Here’s another visualization showing how freakish the spike is:
— Joe Pickrell (@joe_pickrell) April 10, 2020
Even so, it’s possible that the Oxford model is right and what we’re seeing right now with the death spike in New York is a tiny fraction of a much bigger infected population that’s recovering from the disease with few symptoms. Some point to the fact that there was an increase in “non-flu flu-like illness” last month even before COVID-19 was supposed to have been spreading widely as evidence that many more were being infected than doctors realized:
The widespread flu-like-illness in March throughout the US, without ability to test for #COVID19, might actually be good news, indicative of a lower fatality rate https://t.co/CIFKbimxVB @TheEconomist https://t.co/T2BnUsVUtY by @inschool4life @Alex_Washburne pic.twitter.com/KO8IvFOLUs
— Eric Topol (@EricTopol) April 8, 2020
Others point to the fact that California has had a minor outbreak despite its massive size and wonder: Could the state have encountered the virus sooner than known, with many millions developing immunity before COVID-19 made an impact nationally?

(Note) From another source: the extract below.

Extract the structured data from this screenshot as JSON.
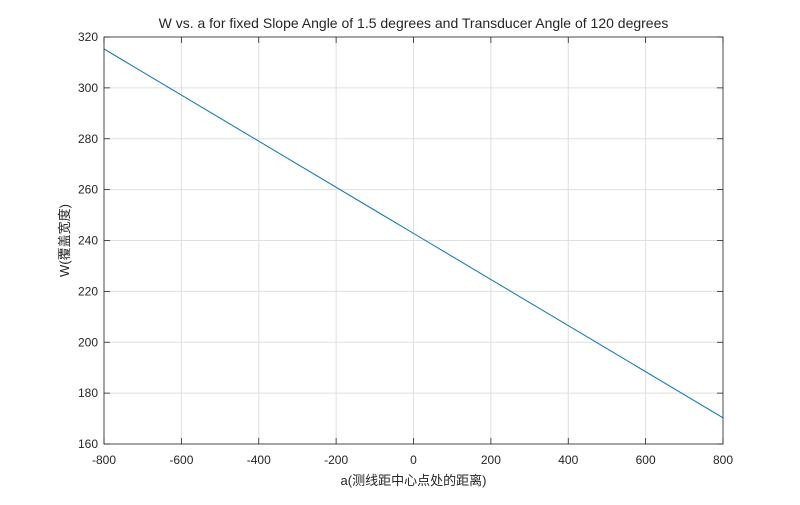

The trend has been particularly surprising, experts say, given the state has a large number of people in poverty and homelessness, and saw a substantial amount of travel to and from China last year.
One theory centers around the idea of herd immunity – the concept that a large percentage of a population has already contracted and become immune to an infection, slowing the rate at which it spreads to others.
Stanford researchers are looking into the possibility that coronavirus first hit California undetected last year, much earlier than anyone realized, and was only seen at that time as a particularly nasty and early flu season.
The problem with that theory, though, is that California hasn’t experienced any freakish death spikes like New York has. New York is slowly en route to herd immunity right now and there’s an immense amount of suffering involved. To believe that California has already arrived there, you need to explain why their path didn’t require anything like the same amount of suffering.